Don Juan replaces the divine absolute with the feminine absolute and opposes with all his might the prosaic and relativistic love imposed by bourgeois society. Don Juan is now the embodiment of the rebellion of the solitary individual in the face of any coercive force, whether social or religious. He takes on the romantic aspirations that agitate the century and partly loses his ability to really enjoy his conquests.
Versions of this romantic Don Juan multiplied in nineteenth-century Europe. the Don Juan by Byron is a particular example to which we will return. Pushkin writes The stone guest in 1830 in which Don Juan attains superhuman and almost divine greatness. Musset offered in 1832, in Namuna, a conception of a Don Juan as thirsty for a beauty that only woman can offer him.
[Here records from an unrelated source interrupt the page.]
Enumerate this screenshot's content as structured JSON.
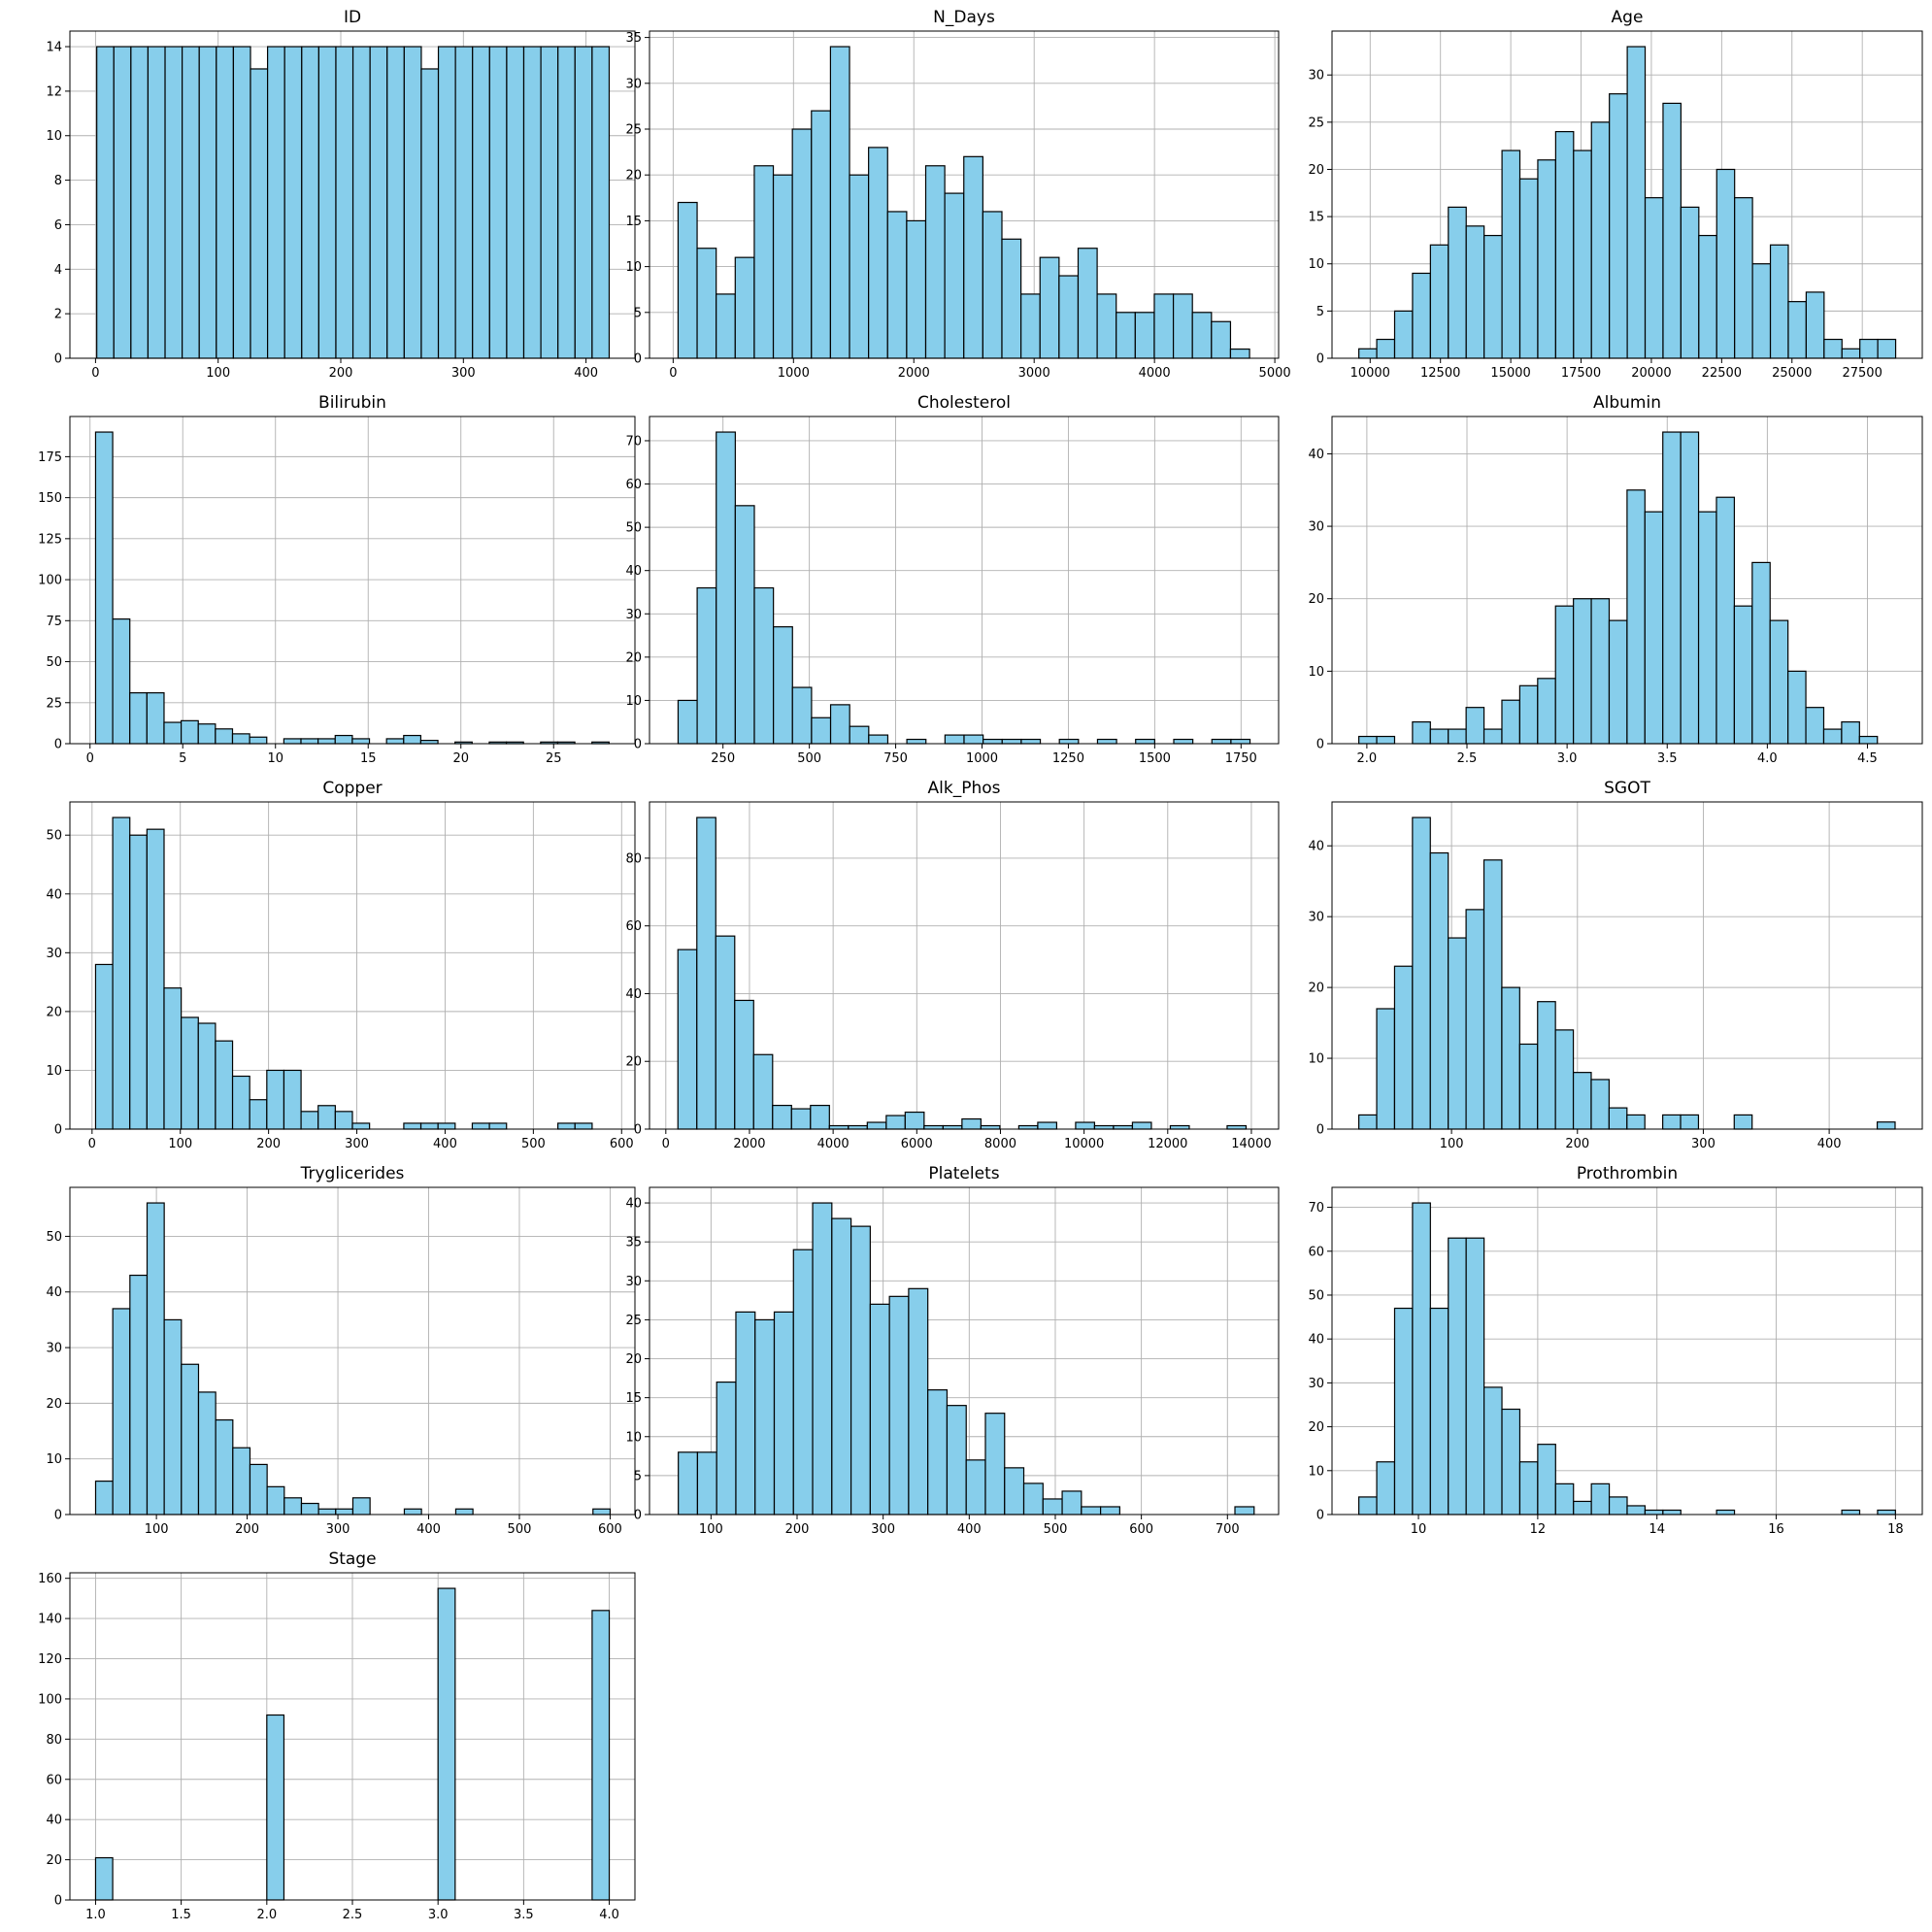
{
  "colors": {
    "bar_fill": "#87ceeb",
    "bar_edge": "#000000",
    "grid": "#b0b0b0",
    "axes": "#000000"
  },
  "chart_data": [
    {
      "type": "bar",
      "title": "ID",
      "grid": true,
      "bin_start": 1,
      "bin_width": 13.93,
      "values": [
        14,
        14,
        14,
        14,
        14,
        14,
        14,
        14,
        14,
        13,
        14,
        14,
        14,
        14,
        14,
        14,
        14,
        14,
        14,
        13,
        14,
        14,
        14,
        14,
        14,
        14,
        14,
        14,
        14,
        14
      ],
      "xlim": [
        -20.9,
        439.9
      ],
      "xticks": [
        0,
        100,
        200,
        300,
        400
      ],
      "xtick_labels": [
        "0",
        "100",
        "200",
        "300",
        "400"
      ],
      "ylim": [
        0,
        14.7
      ],
      "yticks": [
        0,
        2,
        4,
        6,
        8,
        10,
        12,
        14
      ],
      "ytick_labels": [
        "0",
        "2",
        "4",
        "6",
        "8",
        "10",
        "12",
        "14"
      ]
    },
    {
      "type": "bar",
      "title": "N_Days",
      "grid": true,
      "bin_start": 41,
      "bin_width": 158.3,
      "values": [
        17,
        12,
        7,
        11,
        21,
        20,
        25,
        27,
        34,
        20,
        23,
        16,
        15,
        21,
        18,
        22,
        16,
        13,
        7,
        11,
        9,
        12,
        7,
        5,
        5,
        7,
        7,
        5,
        4,
        1
      ],
      "xlim": [
        -196.5,
        5031.5
      ],
      "xticks": [
        0,
        1000,
        2000,
        3000,
        4000,
        5000
      ],
      "xtick_labels": [
        "0",
        "1000",
        "2000",
        "3000",
        "4000",
        "5000"
      ],
      "ylim": [
        0,
        35.7
      ],
      "yticks": [
        0,
        5,
        10,
        15,
        20,
        25,
        30,
        35
      ],
      "ytick_labels": [
        "0",
        "5",
        "10",
        "15",
        "20",
        "25",
        "30",
        "35"
      ]
    },
    {
      "type": "bar",
      "title": "Age",
      "grid": true,
      "bin_start": 9598,
      "bin_width": 636.3,
      "values": [
        1,
        2,
        5,
        9,
        12,
        16,
        14,
        13,
        22,
        19,
        21,
        24,
        22,
        25,
        28,
        33,
        17,
        27,
        16,
        13,
        20,
        17,
        10,
        12,
        6,
        7,
        2,
        1,
        2,
        2
      ],
      "xlim": [
        8643.6,
        29634.4
      ],
      "xticks": [
        10000,
        12500,
        15000,
        17500,
        20000,
        22500,
        25000,
        27500
      ],
      "xtick_labels": [
        "10000",
        "12500",
        "15000",
        "17500",
        "20000",
        "22500",
        "25000",
        "27500"
      ],
      "ylim": [
        0,
        34.65
      ],
      "yticks": [
        0,
        5,
        10,
        15,
        20,
        25,
        30
      ],
      "ytick_labels": [
        "0",
        "5",
        "10",
        "15",
        "20",
        "25",
        "30"
      ]
    },
    {
      "type": "bar",
      "title": "Bilirubin",
      "grid": true,
      "bin_start": 0.3,
      "bin_width": 0.923,
      "values": [
        190,
        76,
        31,
        31,
        13,
        14,
        12,
        9,
        6,
        4,
        0,
        3,
        3,
        3,
        5,
        3,
        0,
        3,
        5,
        2,
        0,
        1,
        0,
        1,
        1,
        0,
        1,
        1,
        0,
        1
      ],
      "xlim": [
        -1.085,
        29.385
      ],
      "xticks": [
        0,
        5,
        10,
        15,
        20,
        25
      ],
      "xtick_labels": [
        "0",
        "5",
        "10",
        "15",
        "20",
        "25"
      ],
      "ylim": [
        0,
        199.5
      ],
      "yticks": [
        0,
        25,
        50,
        75,
        100,
        125,
        150,
        175
      ],
      "ytick_labels": [
        "0",
        "25",
        "50",
        "75",
        "100",
        "125",
        "150",
        "175"
      ]
    },
    {
      "type": "bar",
      "title": "Cholesterol",
      "grid": true,
      "bin_start": 120,
      "bin_width": 55.2,
      "values": [
        10,
        36,
        72,
        55,
        36,
        27,
        13,
        6,
        9,
        4,
        2,
        0,
        1,
        0,
        2,
        2,
        1,
        1,
        1,
        0,
        1,
        0,
        1,
        0,
        1,
        0,
        1,
        0,
        1,
        1
      ],
      "xlim": [
        37.2,
        1858.8
      ],
      "xticks": [
        250,
        500,
        750,
        1000,
        1250,
        1500,
        1750
      ],
      "xtick_labels": [
        "250",
        "500",
        "750",
        "1000",
        "1250",
        "1500",
        "1750"
      ],
      "ylim": [
        0,
        75.6
      ],
      "yticks": [
        0,
        10,
        20,
        30,
        40,
        50,
        60,
        70
      ],
      "ytick_labels": [
        "0",
        "10",
        "20",
        "30",
        "40",
        "50",
        "60",
        "70"
      ]
    },
    {
      "type": "bar",
      "title": "Albumin",
      "grid": true,
      "bin_start": 1.96,
      "bin_width": 0.0893,
      "values": [
        1,
        1,
        0,
        3,
        2,
        2,
        5,
        2,
        6,
        8,
        9,
        19,
        20,
        20,
        17,
        35,
        32,
        43,
        43,
        32,
        34,
        19,
        25,
        17,
        10,
        5,
        2,
        3,
        1,
        0
      ],
      "xlim": [
        1.826,
        4.774
      ],
      "xticks": [
        2.0,
        2.5,
        3.0,
        3.5,
        4.0,
        4.5
      ],
      "xtick_labels": [
        "2.0",
        "2.5",
        "3.0",
        "3.5",
        "4.0",
        "4.5"
      ],
      "ylim": [
        0,
        45.15
      ],
      "yticks": [
        0,
        10,
        20,
        30,
        40
      ],
      "ytick_labels": [
        "0",
        "10",
        "20",
        "30",
        "40"
      ]
    },
    {
      "type": "bar",
      "title": "Copper",
      "grid": true,
      "bin_start": 4,
      "bin_width": 19.4,
      "values": [
        28,
        53,
        50,
        51,
        24,
        19,
        18,
        15,
        9,
        5,
        10,
        10,
        3,
        4,
        3,
        1,
        0,
        0,
        1,
        1,
        1,
        0,
        1,
        1,
        0,
        0,
        0,
        1,
        1,
        0
      ],
      "xlim": [
        -25.1,
        615.1
      ],
      "xticks": [
        0,
        100,
        200,
        300,
        400,
        500,
        600
      ],
      "xtick_labels": [
        "0",
        "100",
        "200",
        "300",
        "400",
        "500",
        "600"
      ],
      "ylim": [
        0,
        55.65
      ],
      "yticks": [
        0,
        10,
        20,
        30,
        40,
        50
      ],
      "ytick_labels": [
        "0",
        "10",
        "20",
        "30",
        "40",
        "50"
      ]
    },
    {
      "type": "bar",
      "title": "Alk_Phos",
      "grid": true,
      "bin_start": 289,
      "bin_width": 452.8,
      "values": [
        53,
        92,
        57,
        38,
        22,
        7,
        6,
        7,
        1,
        1,
        2,
        4,
        5,
        1,
        1,
        3,
        1,
        0,
        1,
        2,
        0,
        2,
        1,
        1,
        2,
        0,
        1,
        0,
        0,
        1
      ],
      "xlim": [
        -390.2,
        14651.2
      ],
      "xticks": [
        0,
        2000,
        4000,
        6000,
        8000,
        10000,
        12000,
        14000
      ],
      "xtick_labels": [
        "0",
        "2000",
        "4000",
        "6000",
        "8000",
        "10000",
        "12000",
        "14000"
      ],
      "ylim": [
        0,
        96.6
      ],
      "yticks": [
        0,
        20,
        40,
        60,
        80
      ],
      "ytick_labels": [
        "0",
        "20",
        "40",
        "60",
        "80"
      ]
    },
    {
      "type": "bar",
      "title": "SGOT",
      "grid": true,
      "bin_start": 26.35,
      "bin_width": 14.2,
      "values": [
        2,
        17,
        23,
        44,
        39,
        27,
        31,
        38,
        20,
        12,
        18,
        14,
        8,
        7,
        3,
        2,
        0,
        2,
        2,
        0,
        0,
        2,
        0,
        0,
        0,
        0,
        0,
        0,
        0,
        1
      ],
      "xlim": [
        5.05,
        473.95
      ],
      "xticks": [
        100,
        200,
        300,
        400
      ],
      "xtick_labels": [
        "100",
        "200",
        "300",
        "400"
      ],
      "ylim": [
        0,
        46.2
      ],
      "yticks": [
        0,
        10,
        20,
        30,
        40
      ],
      "ytick_labels": [
        "0",
        "10",
        "20",
        "30",
        "40"
      ]
    },
    {
      "type": "bar",
      "title": "Tryglicerides",
      "grid": true,
      "bin_start": 33,
      "bin_width": 18.9,
      "values": [
        6,
        37,
        43,
        56,
        35,
        27,
        22,
        17,
        12,
        9,
        5,
        3,
        2,
        1,
        1,
        3,
        0,
        0,
        1,
        0,
        0,
        1,
        0,
        0,
        0,
        0,
        0,
        0,
        0,
        1
      ],
      "xlim": [
        4.65,
        627.35
      ],
      "xticks": [
        100,
        200,
        300,
        400,
        500,
        600
      ],
      "xtick_labels": [
        "100",
        "200",
        "300",
        "400",
        "500",
        "600"
      ],
      "ylim": [
        0,
        58.8
      ],
      "yticks": [
        0,
        10,
        20,
        30,
        40,
        50
      ],
      "ytick_labels": [
        "0",
        "10",
        "20",
        "30",
        "40",
        "50"
      ]
    },
    {
      "type": "bar",
      "title": "Platelets",
      "grid": true,
      "bin_start": 62,
      "bin_width": 22.3,
      "values": [
        8,
        8,
        17,
        26,
        25,
        26,
        34,
        40,
        38,
        37,
        27,
        28,
        29,
        16,
        14,
        7,
        13,
        6,
        4,
        2,
        3,
        1,
        1,
        0,
        0,
        0,
        0,
        0,
        0,
        1
      ],
      "xlim": [
        28.55,
        759.45
      ],
      "xticks": [
        100,
        200,
        300,
        400,
        500,
        600,
        700
      ],
      "xtick_labels": [
        "100",
        "200",
        "300",
        "400",
        "500",
        "600",
        "700"
      ],
      "ylim": [
        0,
        42
      ],
      "yticks": [
        0,
        5,
        10,
        15,
        20,
        25,
        30,
        35,
        40
      ],
      "ytick_labels": [
        "0",
        "5",
        "10",
        "15",
        "20",
        "25",
        "30",
        "35",
        "40"
      ]
    },
    {
      "type": "bar",
      "title": "Prothrombin",
      "grid": true,
      "bin_start": 9.0,
      "bin_width": 0.3,
      "values": [
        4,
        12,
        47,
        71,
        47,
        63,
        63,
        29,
        24,
        12,
        16,
        7,
        3,
        7,
        4,
        2,
        1,
        1,
        0,
        0,
        1,
        0,
        0,
        0,
        0,
        0,
        0,
        1,
        0,
        1
      ],
      "xlim": [
        8.55,
        18.45
      ],
      "xticks": [
        10,
        12,
        14,
        16,
        18
      ],
      "xtick_labels": [
        "10",
        "12",
        "14",
        "16",
        "18"
      ],
      "ylim": [
        0,
        74.55
      ],
      "yticks": [
        0,
        10,
        20,
        30,
        40,
        50,
        60,
        70
      ],
      "ytick_labels": [
        "0",
        "10",
        "20",
        "30",
        "40",
        "50",
        "60",
        "70"
      ]
    },
    {
      "type": "bar",
      "title": "Stage",
      "grid": true,
      "bin_start": 1.0,
      "bin_width": 0.1,
      "values": [
        21,
        0,
        0,
        0,
        0,
        0,
        0,
        0,
        0,
        0,
        92,
        0,
        0,
        0,
        0,
        0,
        0,
        0,
        0,
        0,
        155,
        0,
        0,
        0,
        0,
        0,
        0,
        0,
        0,
        144
      ],
      "xlim": [
        0.85,
        4.15
      ],
      "xticks": [
        1.0,
        1.5,
        2.0,
        2.5,
        3.0,
        3.5,
        4.0
      ],
      "xtick_labels": [
        "1.0",
        "1.5",
        "2.0",
        "2.5",
        "3.0",
        "3.5",
        "4.0"
      ],
      "ylim": [
        0,
        162.75
      ],
      "yticks": [
        0,
        20,
        40,
        60,
        80,
        100,
        120,
        140,
        160
      ],
      "ytick_labels": [
        "0",
        "20",
        "40",
        "60",
        "80",
        "100",
        "120",
        "140",
        "160"
      ]
    }
  ]
}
He is a poetic Don Juan, removed from all sordid cynicism, who absolutizes love and devotes his existence to it. Redemption becomes possible again, as shown by the works of Mérimée and Dumas, the Souls of Purgatory, in 1834, and Don Juan de Maraña or the fall of an angel, in 1836. These two works reconcile two legends, that of Don Juan and that of Don Miguel Mañara, who lived in Seville in the seventeenth century, had a debauched youth but was later of great piety.
The Don Juan sketched out in the nineteenth century is therefore an absolutely romantic hero. The authors who are attached to this subject decide to highlight this or that particular aspect of the myth, thus creating a character with many facets but which nevertheless remains Don Juan”.